Beneficiary designations are an important part of estate planning. Even if you have your basic documents, like a last will and testament, at the time of your death, beneficiary designations will determine where most of your financial assets go.
So knowing the difference between ‘per stirpes’ and ‘per capita’ asset distributions is crucial in ensuring your money ends up where you want it to go.
Why are beneficiary designations so important?
The answer is simple. Once you pass away, your beneficiary designations override anything that’s stated in your estate planning documents.
This holds true for virtually any financial account. This includes:
- Banking accounts
- Life insurance policies
- Investment accounts
- Retirement accounts
But while it’s important to designate beneficiaries in the first place, that might not be enough. If you have contingent beneficiaries (such as grandchildren or nieces and nephews), there’s a distinction you should be aware of: that distinction is per stirpes designation versus per capita designation.
This article won’t suggest either course of action. The right decision is the one that truly reflects your intent. And it should complement the rest of your estate plan).
However, this article aims to help illuminate the difference between how per stirpes works and per capita works. That way, that you can make a fully informed decision when updating your beneficiary designations.
Does everyone have to worry about this?
Let’s make that very clear. If you only have one heir (other than your spouse), then it probably doesn’t matter.
It also doesn’t matter if you plan to give your fortune to charity. Or if you simply don’t care where the money goes. As a financial planner, I was surprised at how many times clients said this to me.
But most people have multiple children. And grandchildren. And a lot of people have special needs situations.
In short, if you expect to name a contingent beneficiary, you definitely should know the difference between per stirpes vs per capita distribution rules.
It’s also important to note that this distinction only really plays out if a primary beneficiary pre-deceases the account holder. If all of the primary beneficiaries are alive when the account holder passes, then the account is simply distributed as outlined on file.
With that understanding, let’s look at each designation.
Per Stirpes (Latin phrase for ‘by branch’)
Per stirpes means that if the original beneficiary passes before the account holder, then any assets that would have gone to that person are distributed to that person’s direct descendants instead.
Pointing out the Latin derivative (by branch) might make this easier to remember. A per stirpes distribution plan keeps it within the branch of the family for future generations.
In other words, per stirpes distribution passes the money onto the descendants of a beneficiary if that beneficiary predeceases the account holder. This might be something to consider if you want your grandchildren to eventually end up with that money.

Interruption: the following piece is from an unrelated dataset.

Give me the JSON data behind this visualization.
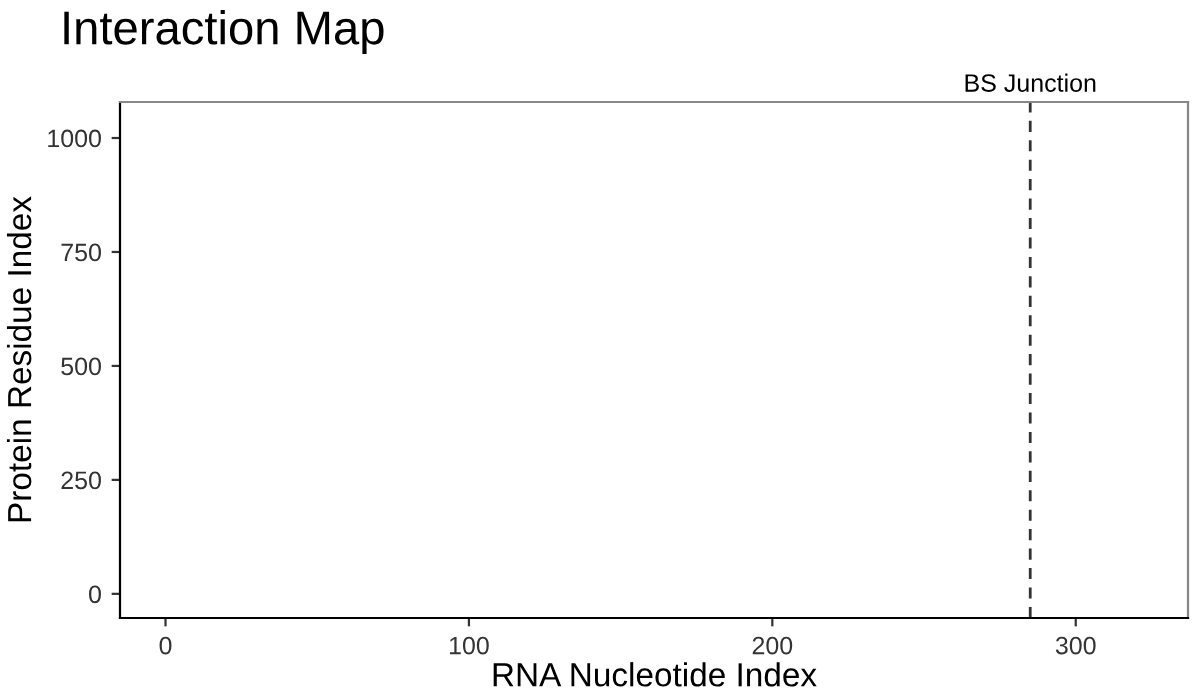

Per Stirpes Distribution Example
For example, John Smith has an IRA worth $300,000. He has two sons, Adam and Ben.
John dies, leaving the IRA to his sons. Each adult son is entitled to $150,000—these are equal shares under either per stirpes or per capita distribution.
Per stirpes distribution gives money to Ben’s children if predeceases John.

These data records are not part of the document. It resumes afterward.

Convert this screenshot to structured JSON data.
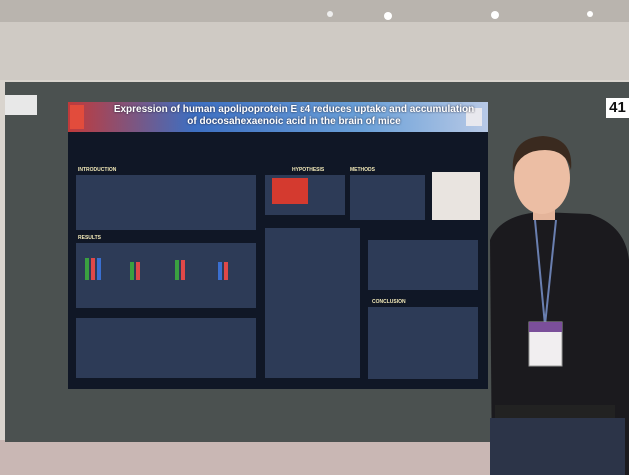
{
  "board_number": "41",
  "poster": {
    "title": "Expression of human apolipoprotein E ε4 reduces uptake and accumulation of docosahexaenoic acid in the brain of mice",
    "sections": [
      "INTRODUCTION",
      "RESULTS",
      "HYPOTHESIS",
      "METHODS",
      "CONCLUSION"
    ]
  }
}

Let’s now assume that Ben pre-deceases John, but Adam does not. Under per stirpes distribution, Adam would still receive his $150,000 share. Ben’s half share of the estate would now be divided in equal parts amongst his two children: $75,000 each.
Generally speaking, spouses are not considered when it comes to ‘per stirpes’ distribution.
For example, if Ben predeceased John, then under ‘per stirpes’ distribution, Ben’s share would go to his children (or a trust established for the benefit of his children), not his spouse.
Per Capita (Latin term for ‘by the heads’)
Per capita means that if a named beneficiary predeceases the account holder, then that beneficiary’s share is simply distributed amongst the same class of beneficiaries.
Remembering the Latin word might help here as well—distributing the money to the ‘remaining heads’ of the family. If a beneficiary dies, per capita distribution leaves that person’s children in the cold.
Per Capita Distribution Example
In this scenario, if Ben were to pre-decease John, then Adam would receive the entire IRA distribution, while Ben’s children would receive nothing.
This might be something for grandparents to consider who do not want their grandchildren receiving the money directly. Or if they’re concerned about generation-skipping transfer tax.
What happens if I don’t make a selection?
That’s a good question. It depends on what the situation is.
However, if you do not select per stirpes or per capita designation, most financial institutions, like Schwab or Fidelity, default to ‘per capita.’ In other words, all assets within the primary class of beneficiary designation.
On Fidelity’s paperwork, you have to actually select a box marked ‘Per Stirpes.’ Otherwise, it’s treated as per capita.
And as a general rule of thumb, contingent beneficiaries do not get anything unless all of the primary beneficiaries predecease the account holder.
The advice in this article stops here. There are plenty of different scenarios that could play themselves out in different ways. Those complicated estate issues are well beyond the scope of any article.
That is why it is a good idea to periodically take a closer look at your estate planning with an experienced estate attorney. And you should regularly review your beneficiary designations with your financial advisor as part of your estate planning reviews.
At the very least, you should review this each time someone passes away, someone is born, or if there is another significant life change (such as a marriage or divorce).